A Permanent Internet Tax Freedom Act
An idea whose time has come
It only took 18 painstaking years, but the Internet Tax Freedom Act (ITFA) is close to becoming a permanent reality. By an overwhelmingly bipartisan vote of 75-20, the U.S. Senate provided final congressional passage of H.R. 644, the Trade Facilitation and Trade Enforcement Act – which includes a permanent extension of ITFA. Having long supported this commonsense, consumer-friendly policy, members of the American Legislative Exchange Council (ALEC) celebrate this news as a great victory for millions of hardworking taxpayers across America.
Originally intended to be permanent, but negotiated to be temporary, ITFA bans state and local taxes on Internet access, while also prohibiting “multiple or discriminatory taxes on electronic commerce.” ITFA was sponsored by Congressman Chris Cox (R-CA) and Senator Ron Wyden (D-OR) and signed into law in 1998 by a large bipartisan majority.

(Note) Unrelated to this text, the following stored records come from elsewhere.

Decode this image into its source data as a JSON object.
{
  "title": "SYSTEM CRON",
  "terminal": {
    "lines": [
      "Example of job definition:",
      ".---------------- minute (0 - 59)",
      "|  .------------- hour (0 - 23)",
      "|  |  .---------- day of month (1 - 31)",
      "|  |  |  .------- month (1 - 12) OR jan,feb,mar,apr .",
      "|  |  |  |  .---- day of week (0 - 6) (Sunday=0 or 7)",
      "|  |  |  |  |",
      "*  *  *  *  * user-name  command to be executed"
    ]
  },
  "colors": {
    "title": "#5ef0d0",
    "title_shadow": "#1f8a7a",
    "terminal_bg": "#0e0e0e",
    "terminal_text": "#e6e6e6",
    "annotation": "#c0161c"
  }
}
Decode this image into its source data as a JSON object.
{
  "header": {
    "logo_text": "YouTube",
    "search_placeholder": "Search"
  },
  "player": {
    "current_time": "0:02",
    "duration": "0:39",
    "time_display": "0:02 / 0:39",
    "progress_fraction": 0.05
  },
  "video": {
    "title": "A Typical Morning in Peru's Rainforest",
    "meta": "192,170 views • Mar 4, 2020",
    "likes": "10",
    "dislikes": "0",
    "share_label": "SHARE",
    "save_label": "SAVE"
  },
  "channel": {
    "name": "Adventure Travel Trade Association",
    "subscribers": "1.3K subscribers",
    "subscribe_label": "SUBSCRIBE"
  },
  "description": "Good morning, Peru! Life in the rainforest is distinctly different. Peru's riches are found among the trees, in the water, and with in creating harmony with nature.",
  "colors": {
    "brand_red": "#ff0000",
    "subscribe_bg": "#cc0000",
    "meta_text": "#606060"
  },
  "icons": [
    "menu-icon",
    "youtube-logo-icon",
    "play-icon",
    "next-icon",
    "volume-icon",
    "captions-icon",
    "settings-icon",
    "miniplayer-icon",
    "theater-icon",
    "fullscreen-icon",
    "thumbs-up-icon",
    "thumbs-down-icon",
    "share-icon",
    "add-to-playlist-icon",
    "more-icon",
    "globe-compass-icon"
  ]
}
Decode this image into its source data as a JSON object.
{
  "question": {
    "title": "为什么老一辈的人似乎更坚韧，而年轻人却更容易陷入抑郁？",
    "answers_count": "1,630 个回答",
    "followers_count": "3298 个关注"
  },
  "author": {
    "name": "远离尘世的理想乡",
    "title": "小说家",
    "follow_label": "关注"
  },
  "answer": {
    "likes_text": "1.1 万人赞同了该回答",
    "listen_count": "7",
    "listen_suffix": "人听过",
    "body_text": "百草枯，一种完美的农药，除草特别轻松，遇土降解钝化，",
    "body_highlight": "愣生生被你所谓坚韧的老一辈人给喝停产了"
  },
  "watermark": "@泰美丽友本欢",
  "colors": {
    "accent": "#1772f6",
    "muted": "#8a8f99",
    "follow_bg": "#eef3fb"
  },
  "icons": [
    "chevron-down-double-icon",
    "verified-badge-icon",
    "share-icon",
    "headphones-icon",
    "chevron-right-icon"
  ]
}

Subsequently, ITFA was renewed multiple times since 1998 by Congresses controlled by both parties, as well as both Republican and Democrat presidents.
Reflecting on her efforts to support a permanent ITFA since the beginning, ALEC CEO Lisa B. Nelson said, “This is fantastic news. I’ve had the pleasure of working alongside some of the best and brightest on this issue – leaders like George Allen, Chris Cox and Ron Wyden – to protect hardworking taxpayers. As a result of ITFA’s permanent extension, I’m proud to say that overzealous taxing authorities will be banned from harming innovation through discriminatory taxation of internet access and e-commerce.”
Before ITFA was signed into law, taxes on internet access were passed in seven states. These jurisdictions were “grandfathered,” meaning they were allowed to continue levying such taxes. The permanent extension of ITFA eliminates the grandfather exemption and provides meaningful tax relief.
There are legion more online tax policies to be improved, on behalf of all Americans, but for today we celebrate the permanence of one of the most important protections for taxpayers against discriminatory taxation.